За его крепкими плечами была экспедиция на Тибет и мудрость обитателей святого места Ярлинг. Он знал, что такое первая ступень на пути, ведущем к союзу с великими магами. Барон был одним из немногих, стоявших на этой первой ступени у входа в Шамбалу. За Мессершмиттом Отто Крафта показался густой чёрный шлейф со снопами огня. Петер понял, что ведомый не уходит на форсаже от огня русских зениток, а уже – жертва этого огня. Истребитель Отто стал падать вниз на купола местного храма.
Когда шок от произошедшего ослаб, некоторые члены группы смогли говорить, а кричавшие смогли замолчать, штурмбанфюрер Брюнс скомандовал:
– Дайте ему одеяло!
Обнажённого кхаса укутали в тёплое и насильно влили в рот дозу шнапса.
Эрнст Краузе просматривал сделанные им кадры кинохроники. По склону горы, на которой находилась группа, поднимался фон Остен. Все поджидали его с нескрываемым любопытством. Брюнс проявлял явное нетерпение:
– Что Вам удалось заснять, лейтенант?
– Всё, что происходило!
Краузе, закончив просмотр заснятого им, включил камеру Петера. Она с точностью и до малейших подробностей повторила увиденное им на соседней горе. Вершина, покрытая снегом, маленький и едва одетый человек в позе лотоса, кучка лохмотьев, что мгновенье назад была его одеждой. Ни дополнительного звука, принятого оператором за потрескивание камеры, ни лёгкости дыхания и возвышенного состояния души, ни качества воздуха на воспроизведённых кадрах не было и в помине. Тем не менее, штурмбанфюрер был необычайно доволен. Он отвёл Петера в сторону, иронично пофыркивая:
– Лейтенант, Вы верите в то, что эта незначительная кучка дерьма – сверхчеловек, нить к нашим великим предкам?
– Нет, штурмбанфюрер, не верю. Ткни его пальцем и ничего не останется.
– Тем не менее нам есть теперь что предъявить Эрнсту[24], а ему чем поделиться в Берлине с рейхсканцлером и другими организаторами нашей миссии. Масса доказательств. Пусть определят это дерьмо к себе в учителя, а нам выдадут заслуженные награды. Я бы не отказался от очередного звания и небольшой виллы в придачу.
Несмотря на необычность произошедшего, полученные доказательства существования мистических энергий Непала и, следовательно, верности указанного фюрером пути, Петер следовал зову вектора неизведанного. Он подошёл к укутанному в одеяло и слегка осоловевшему от непривычного напитка кхасу:
– Ты должен будешь научить нас делать то же самое!
Тщедушный и похожий на ребёнка человек на несколько мгновений как бы ушёл в себя. Потом пробормотал:
– У вас не получиться. Для этого нужно за всю свою жизнь не обидеть никого, даже червяка!

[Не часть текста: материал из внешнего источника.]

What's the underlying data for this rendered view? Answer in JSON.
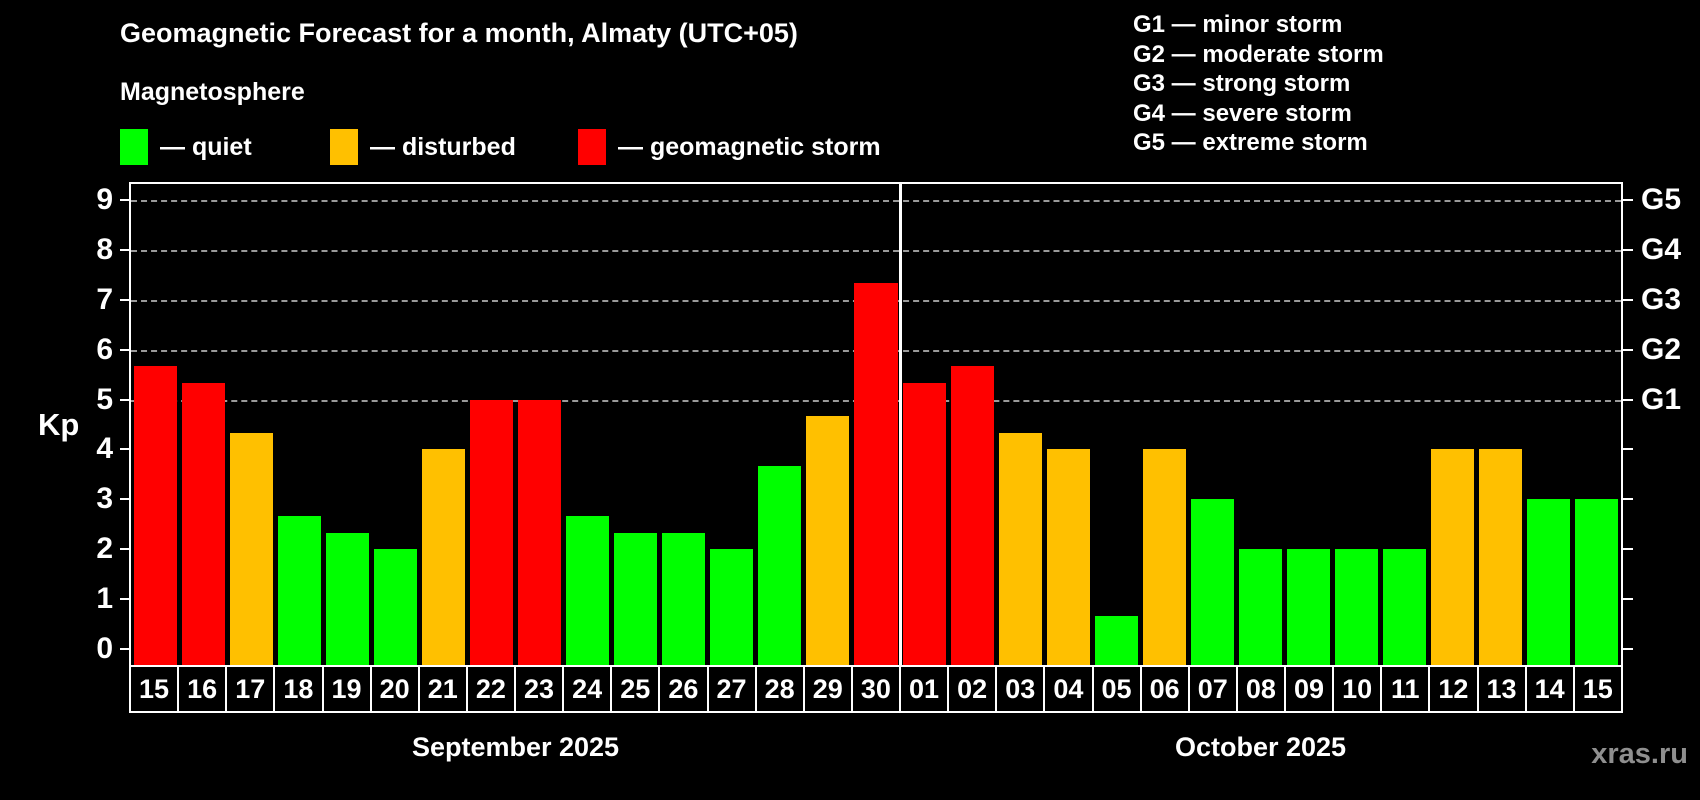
{
  "title": "Geomagnetic Forecast for a month, Almaty (UTC+05)",
  "subtitle": "Magnetosphere",
  "watermark": "xras.ru",
  "colors": {
    "quiet": "#00ff00",
    "disturbed": "#ffc000",
    "storm": "#ff0000",
    "background": "#000000",
    "axis": "#ffffff",
    "gridline": "#9a9a9a",
    "watermark": "#8f8f8f"
  },
  "legend": {
    "items": [
      {
        "key": "quiet",
        "label": "— quiet"
      },
      {
        "key": "disturbed",
        "label": "— disturbed"
      },
      {
        "key": "storm",
        "label": "— geomagnetic storm"
      }
    ]
  },
  "storm_scale_legend": [
    {
      "code": "G1",
      "label": "G1 — minor storm"
    },
    {
      "code": "G2",
      "label": "G2 — moderate storm"
    },
    {
      "code": "G3",
      "label": "G3 — strong storm"
    },
    {
      "code": "G4",
      "label": "G4 — severe storm"
    },
    {
      "code": "G5",
      "label": "G5 — extreme storm"
    }
  ],
  "y_axis": {
    "label": "Kp",
    "ticks": [
      0,
      1,
      2,
      3,
      4,
      5,
      6,
      7,
      8,
      9
    ]
  },
  "right_axis": {
    "labels": [
      {
        "code": "G1",
        "kp": 5
      },
      {
        "code": "G2",
        "kp": 6
      },
      {
        "code": "G3",
        "kp": 7
      },
      {
        "code": "G4",
        "kp": 8
      },
      {
        "code": "G5",
        "kp": 9
      }
    ]
  },
  "chart_data": {
    "type": "bar",
    "title": "Geomagnetic Forecast for a month, Almaty (UTC+05)",
    "xlabel": "",
    "ylabel": "Kp",
    "ylim": [
      0,
      9
    ],
    "grid": "dashed horizontal at Kp 5-9 (G1-G5)",
    "legend_position": "top-left",
    "months": [
      {
        "label": "September 2025",
        "days": 16
      },
      {
        "label": "October 2025",
        "days": 15
      }
    ],
    "bars": [
      {
        "month": "September 2025",
        "day": "15",
        "kp": 5.67,
        "status": "storm"
      },
      {
        "month": "September 2025",
        "day": "16",
        "kp": 5.33,
        "status": "storm"
      },
      {
        "month": "September 2025",
        "day": "17",
        "kp": 4.33,
        "status": "disturbed"
      },
      {
        "month": "September 2025",
        "day": "18",
        "kp": 2.67,
        "status": "quiet"
      },
      {
        "month": "September 2025",
        "day": "19",
        "kp": 2.33,
        "status": "quiet"
      },
      {
        "month": "September 2025",
        "day": "20",
        "kp": 2.0,
        "status": "quiet"
      },
      {
        "month": "September 2025",
        "day": "21",
        "kp": 4.0,
        "status": "disturbed"
      },
      {
        "month": "September 2025",
        "day": "22",
        "kp": 5.0,
        "status": "storm"
      },
      {
        "month": "September 2025",
        "day": "23",
        "kp": 5.0,
        "status": "storm"
      },
      {
        "month": "September 2025",
        "day": "24",
        "kp": 2.67,
        "status": "quiet"
      },
      {
        "month": "September 2025",
        "day": "25",
        "kp": 2.33,
        "status": "quiet"
      },
      {
        "month": "September 2025",
        "day": "26",
        "kp": 2.33,
        "status": "quiet"
      },
      {
        "month": "September 2025",
        "day": "27",
        "kp": 2.0,
        "status": "quiet"
      },
      {
        "month": "September 2025",
        "day": "28",
        "kp": 3.67,
        "status": "quiet"
      },
      {
        "month": "September 2025",
        "day": "29",
        "kp": 4.67,
        "status": "disturbed"
      },
      {
        "month": "September 2025",
        "day": "30",
        "kp": 7.33,
        "status": "storm"
      },
      {
        "month": "October 2025",
        "day": "01",
        "kp": 5.33,
        "status": "storm"
      },
      {
        "month": "October 2025",
        "day": "02",
        "kp": 5.67,
        "status": "storm"
      },
      {
        "month": "October 2025",
        "day": "03",
        "kp": 4.33,
        "status": "disturbed"
      },
      {
        "month": "October 2025",
        "day": "04",
        "kp": 4.0,
        "status": "disturbed"
      },
      {
        "month": "October 2025",
        "day": "05",
        "kp": 0.67,
        "status": "quiet"
      },
      {
        "month": "October 2025",
        "day": "06",
        "kp": 4.0,
        "status": "disturbed"
      },
      {
        "month": "October 2025",
        "day": "07",
        "kp": 3.0,
        "status": "quiet"
      },
      {
        "month": "October 2025",
        "day": "08",
        "kp": 2.0,
        "status": "quiet"
      },
      {
        "month": "October 2025",
        "day": "09",
        "kp": 2.0,
        "status": "quiet"
      },
      {
        "month": "October 2025",
        "day": "10",
        "kp": 2.0,
        "status": "quiet"
      },
      {
        "month": "October 2025",
        "day": "11",
        "kp": 2.0,
        "status": "quiet"
      },
      {
        "month": "October 2025",
        "day": "12",
        "kp": 4.0,
        "status": "disturbed"
      },
      {
        "month": "October 2025",
        "day": "13",
        "kp": 4.0,
        "status": "disturbed"
      },
      {
        "month": "October 2025",
        "day": "14",
        "kp": 3.0,
        "status": "quiet"
      },
      {
        "month": "October 2025",
        "day": "15",
        "kp": 3.0,
        "status": "quiet"
      }
    ]
  }
}
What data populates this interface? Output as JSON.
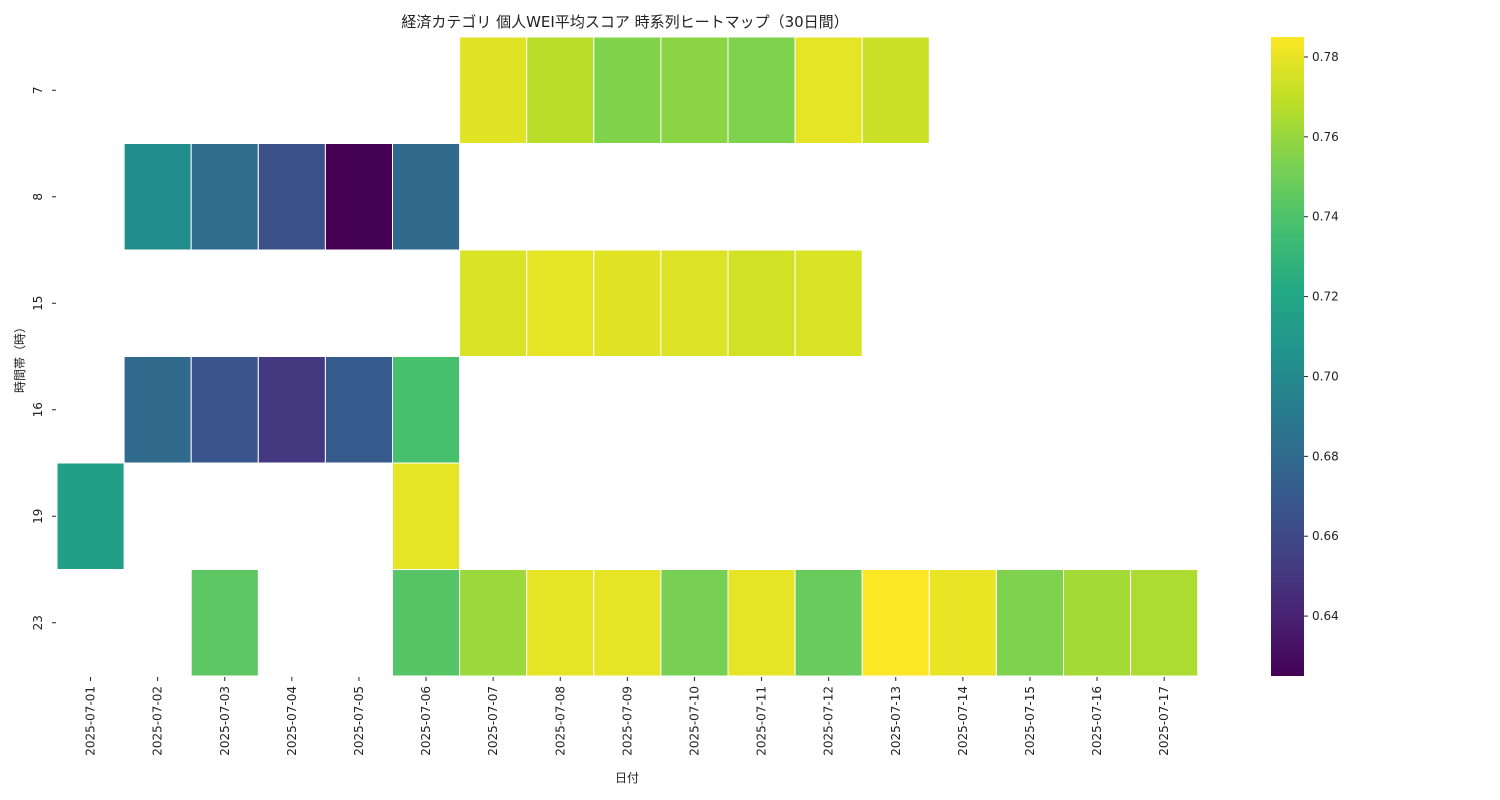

Вернувшись в Берлин, доставив туда группу отобранных для исследования непальцев (кхасов, гуркхов)[26], и шерпов[27], а также получив очередное звание оберлейтенанта, Петер фон Остен засел за основательное изучение научных трудов, посвящённых Тибету. Прежде всего, следовало изменить широко внедрённый в Германии метод познания, используемый её гносеологами.
Большинство учёных работало в это время в научной организации, являвшейся подразделением сложной структуры СС и носившей название «Немецкое наследие предков – Анэнэрбэ». Свободу изложения самых смелых научных взглядов именитым профессорам гарантировали высшие инстанции СС.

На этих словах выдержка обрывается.